Reputation: 95
I am working through some elementary linear algebra exercises and I want to obtain the solution set to the following system of linear equations using MatLab's solve() function, from the symbolic toolbox add-on:
2x + z + w = 5
y - w = -1
3x - z - w = 0
4x + y + 2z + w = 9
This system, when converted to reduced row-echelon form, retains a free variable, meaning there are infinitely many solutions, but when I use solve(), it simply returns a particular solution to the equation:
syms x y z w h i j k
eq1 = 2*x + z + w == 5;
eq2 = y - w == -1;
eq3 = 3*x - z - w == 0;
eq4 = 4*x + y + 2*z + w == 9;
solve([eq1,eq2,eq3,eq4])
returns
struct with fields:
w: 3
x: 1
y: 2
z: 0
This is a solution, but not the only solution. I would like to be able to (a) obtain the full solution set using solve(), and (b) not have to check whether the system has infinitely-many solutions outside of using solve(). (Currently, I am also setting up an augmented coefficient matrix, A, and using rref(A) to see whether there are any free variables). Are these goals possible or should I perhaps be using another function?
Edit: the problem seems to occur when the number of unknown variables is equal to the number of equations.
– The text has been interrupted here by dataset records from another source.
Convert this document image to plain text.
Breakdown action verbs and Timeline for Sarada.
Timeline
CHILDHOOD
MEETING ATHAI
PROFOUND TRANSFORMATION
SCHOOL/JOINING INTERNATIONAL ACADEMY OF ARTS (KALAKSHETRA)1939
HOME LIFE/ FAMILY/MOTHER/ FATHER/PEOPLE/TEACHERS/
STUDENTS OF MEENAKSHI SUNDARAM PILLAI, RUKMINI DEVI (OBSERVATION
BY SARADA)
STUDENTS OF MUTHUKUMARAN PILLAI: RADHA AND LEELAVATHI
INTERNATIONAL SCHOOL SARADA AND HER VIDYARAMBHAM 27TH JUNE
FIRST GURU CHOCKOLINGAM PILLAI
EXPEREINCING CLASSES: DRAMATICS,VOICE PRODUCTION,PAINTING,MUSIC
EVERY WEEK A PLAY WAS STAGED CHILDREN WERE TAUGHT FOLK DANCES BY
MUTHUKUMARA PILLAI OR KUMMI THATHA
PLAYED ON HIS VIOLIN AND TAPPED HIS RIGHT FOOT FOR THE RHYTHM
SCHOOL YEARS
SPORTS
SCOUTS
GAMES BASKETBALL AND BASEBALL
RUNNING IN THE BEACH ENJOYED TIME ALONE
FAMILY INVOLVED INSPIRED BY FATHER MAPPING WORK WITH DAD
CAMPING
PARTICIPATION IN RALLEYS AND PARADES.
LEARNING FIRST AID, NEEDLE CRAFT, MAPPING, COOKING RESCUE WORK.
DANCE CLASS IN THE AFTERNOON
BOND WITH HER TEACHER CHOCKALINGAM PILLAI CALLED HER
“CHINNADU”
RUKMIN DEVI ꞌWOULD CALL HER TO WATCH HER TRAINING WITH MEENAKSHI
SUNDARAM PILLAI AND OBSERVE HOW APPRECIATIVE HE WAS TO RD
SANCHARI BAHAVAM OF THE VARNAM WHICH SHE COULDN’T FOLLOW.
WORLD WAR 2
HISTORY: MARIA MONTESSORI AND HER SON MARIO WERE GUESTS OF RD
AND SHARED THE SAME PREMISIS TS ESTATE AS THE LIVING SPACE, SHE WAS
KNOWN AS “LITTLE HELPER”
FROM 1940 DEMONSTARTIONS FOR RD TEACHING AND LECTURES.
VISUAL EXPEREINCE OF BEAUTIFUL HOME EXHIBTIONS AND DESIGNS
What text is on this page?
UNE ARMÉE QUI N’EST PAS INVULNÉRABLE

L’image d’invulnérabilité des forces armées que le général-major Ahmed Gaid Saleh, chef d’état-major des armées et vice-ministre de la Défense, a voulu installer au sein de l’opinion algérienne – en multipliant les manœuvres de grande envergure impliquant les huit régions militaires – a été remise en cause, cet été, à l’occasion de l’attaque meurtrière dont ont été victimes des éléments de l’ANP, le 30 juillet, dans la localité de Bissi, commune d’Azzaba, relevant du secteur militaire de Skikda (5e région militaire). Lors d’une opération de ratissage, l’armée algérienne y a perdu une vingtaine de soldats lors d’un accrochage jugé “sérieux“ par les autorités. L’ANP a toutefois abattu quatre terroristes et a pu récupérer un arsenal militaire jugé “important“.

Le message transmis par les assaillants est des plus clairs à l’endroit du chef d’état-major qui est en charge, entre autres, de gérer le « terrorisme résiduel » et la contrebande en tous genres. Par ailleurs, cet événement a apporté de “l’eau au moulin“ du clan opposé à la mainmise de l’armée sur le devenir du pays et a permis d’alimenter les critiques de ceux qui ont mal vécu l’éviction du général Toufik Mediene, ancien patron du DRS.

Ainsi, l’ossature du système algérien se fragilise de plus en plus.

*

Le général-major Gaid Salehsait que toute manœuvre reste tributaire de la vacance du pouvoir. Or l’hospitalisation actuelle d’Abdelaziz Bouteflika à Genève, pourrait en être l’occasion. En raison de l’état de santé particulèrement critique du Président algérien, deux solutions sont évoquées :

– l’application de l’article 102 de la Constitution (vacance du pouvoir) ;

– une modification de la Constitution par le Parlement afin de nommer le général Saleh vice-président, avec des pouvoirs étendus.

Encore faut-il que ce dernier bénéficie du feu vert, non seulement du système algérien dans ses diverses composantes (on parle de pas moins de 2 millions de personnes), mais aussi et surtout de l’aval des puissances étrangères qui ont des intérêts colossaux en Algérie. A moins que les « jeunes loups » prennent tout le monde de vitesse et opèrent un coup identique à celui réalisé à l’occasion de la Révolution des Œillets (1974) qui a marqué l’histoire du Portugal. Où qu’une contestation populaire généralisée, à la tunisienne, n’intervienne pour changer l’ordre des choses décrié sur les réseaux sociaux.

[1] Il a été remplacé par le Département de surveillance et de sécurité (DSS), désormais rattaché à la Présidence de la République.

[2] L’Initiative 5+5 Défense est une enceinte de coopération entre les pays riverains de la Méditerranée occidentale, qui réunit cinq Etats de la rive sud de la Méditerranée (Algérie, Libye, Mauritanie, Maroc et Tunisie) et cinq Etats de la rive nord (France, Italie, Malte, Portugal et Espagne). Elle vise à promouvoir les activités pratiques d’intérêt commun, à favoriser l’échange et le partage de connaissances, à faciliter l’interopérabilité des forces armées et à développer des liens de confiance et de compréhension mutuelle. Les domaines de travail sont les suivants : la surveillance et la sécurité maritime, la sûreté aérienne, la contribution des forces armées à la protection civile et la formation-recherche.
When the number of unknowns exceeds the number of equations solve()
returns a parameterized solution. I guess MatLab is assuming that when unknowns = equations that there is a unique solution, but of course this isn't always the case. Still do not know how to fix this.
Upvotes: 0
Views: 125
Reputation: 820
For
A=[2 0 1 1;0 1 0 -1;3 0 -1 -1;4 1 2 1];
B=[5;-1;0;9];
just by trying
det(A)
rank(A)
v1=A\B
v2=mldivide(A,B)
One gets to any of the following, which are equivalent:
A
is singular.
One cannot use A
as orthogonal base dimension 4.
At least one of the vectors building A
is proportional to the
remaining 3.
The following don't work either
v3=linsolve(A,B)
dA=decomposition(A)
[L,U]=lu(A)
v5=U\(L\B)
or
[C,R]=qr(A,B,0)
v6=R\C
However one gets the smallest solution, there is an infinte amount of solutions, by approximating A
:
v4=pinv(A)*B
v3 =
1.0000
0.3333
1.6666
1.3333
the eigenvalues are
veig=eig(A)
veig =
3.7913
-0.7913
0.0000 + 0.000000062241112i
0.0000 - 0.000000062241112i
For this particular A
the symbolic toolbox may not be the best choice.